Sailing aboard her father’s ship is all seventeen-year-old Camille Rowen has ever wanted. But as a lady in 1855 San Francisco, her future is set: marry a man she doesn’t love in order to preseve her social standing. On her last voyage before the wedding, Camille learns the mother she has always believed dead is in fact alive and in Australia. When their Sydney-bound ship goes down in a gale, and her father dies, Camille sets out to find her mother and a map in her possession – a map believed to lead to a stone that once belonged to a legendary civilization…
I was worried before I read this book that it would turn out to be one of those sappy books that are all about soulmates and falling in lurve. You can’t blame me. Look at the cover! Look also at the trailer.
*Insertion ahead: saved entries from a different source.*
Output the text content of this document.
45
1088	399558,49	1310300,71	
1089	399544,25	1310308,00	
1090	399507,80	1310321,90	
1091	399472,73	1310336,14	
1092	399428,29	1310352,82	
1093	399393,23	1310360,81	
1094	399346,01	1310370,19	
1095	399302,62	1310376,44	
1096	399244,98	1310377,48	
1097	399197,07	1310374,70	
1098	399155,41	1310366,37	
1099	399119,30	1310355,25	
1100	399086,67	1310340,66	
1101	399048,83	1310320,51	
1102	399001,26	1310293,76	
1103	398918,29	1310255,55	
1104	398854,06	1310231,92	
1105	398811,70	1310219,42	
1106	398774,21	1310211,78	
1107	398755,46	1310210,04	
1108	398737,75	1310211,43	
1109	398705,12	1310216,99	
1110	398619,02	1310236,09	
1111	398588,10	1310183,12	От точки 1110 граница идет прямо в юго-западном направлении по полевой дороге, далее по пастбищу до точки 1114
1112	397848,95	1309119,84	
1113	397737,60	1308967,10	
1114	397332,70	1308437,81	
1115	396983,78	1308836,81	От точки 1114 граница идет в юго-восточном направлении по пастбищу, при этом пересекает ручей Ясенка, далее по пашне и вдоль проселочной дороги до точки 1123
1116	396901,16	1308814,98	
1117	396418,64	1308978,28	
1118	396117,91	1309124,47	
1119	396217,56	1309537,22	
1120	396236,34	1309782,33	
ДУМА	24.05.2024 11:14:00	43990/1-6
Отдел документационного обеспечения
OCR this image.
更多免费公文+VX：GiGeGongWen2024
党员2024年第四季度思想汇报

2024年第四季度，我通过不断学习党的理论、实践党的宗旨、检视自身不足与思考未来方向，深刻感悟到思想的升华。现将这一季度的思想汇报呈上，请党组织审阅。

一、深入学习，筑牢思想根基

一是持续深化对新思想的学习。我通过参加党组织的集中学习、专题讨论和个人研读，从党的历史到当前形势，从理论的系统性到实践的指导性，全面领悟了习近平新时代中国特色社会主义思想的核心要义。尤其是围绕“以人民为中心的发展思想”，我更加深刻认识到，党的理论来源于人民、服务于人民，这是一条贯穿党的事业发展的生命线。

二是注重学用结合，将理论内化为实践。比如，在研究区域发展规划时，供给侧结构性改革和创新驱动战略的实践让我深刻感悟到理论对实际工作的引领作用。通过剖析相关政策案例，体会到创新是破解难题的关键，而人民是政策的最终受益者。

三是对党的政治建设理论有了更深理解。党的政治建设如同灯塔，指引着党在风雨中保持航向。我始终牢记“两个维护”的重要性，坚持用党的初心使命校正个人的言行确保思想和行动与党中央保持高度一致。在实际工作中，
However, to my surprise, I found that the novel was refreshingly brisk and while there are loads of tense moments where hearts beat in the rhythm of first love, it is not the focal point of the novel. And yes, I totally did that purple prose on purpose. Hur. I also alliterate to entertain myself.
Everlasting is an adventure. The kind with swords, pirates, shipwrecks, tough decisions and islands with buried treasure. The novel is populated with colourful characters who will make you chortle, who will make you seethe with anger and who will make you wish you were present right there in the novel along with two loaded pistols. There are spiders, thick and as huge as a man’s palm, that had me shivering and shuddering, there are beasties who would kill you and eat you as a snack between luncheon and dinner and there is good writing, folks.
There are themes of greed, of sacrifices, of filial piety, of acceptance and forgiveness, both of one’s own self and other people. The pace of the novel is brisk at times and I loved how minutely the author has envisioned the world her world is set in. I must say this because I am currently reading a novel that is driving me nuts with its absolutely overwhelming description that this author manages to create a world without descending into extreme verbosity. I felt the heat, felt the spray of the ocean, heard the roar of the beast.
I also liked how the romantic conflict is approached. The physical part of a relationship is addressed and considering that it’s a historical novel, I found that refreshing. She has a fiancé but he doesn’t give her thrills and she has a friend who actually does. There is no insta-love in this, thank you author, but a gradual realization of love that does not seem contrived at all.
In plain speak, I enjoyed the hell out of this novel and I recommend to all you people looking for a good book adventure to go on.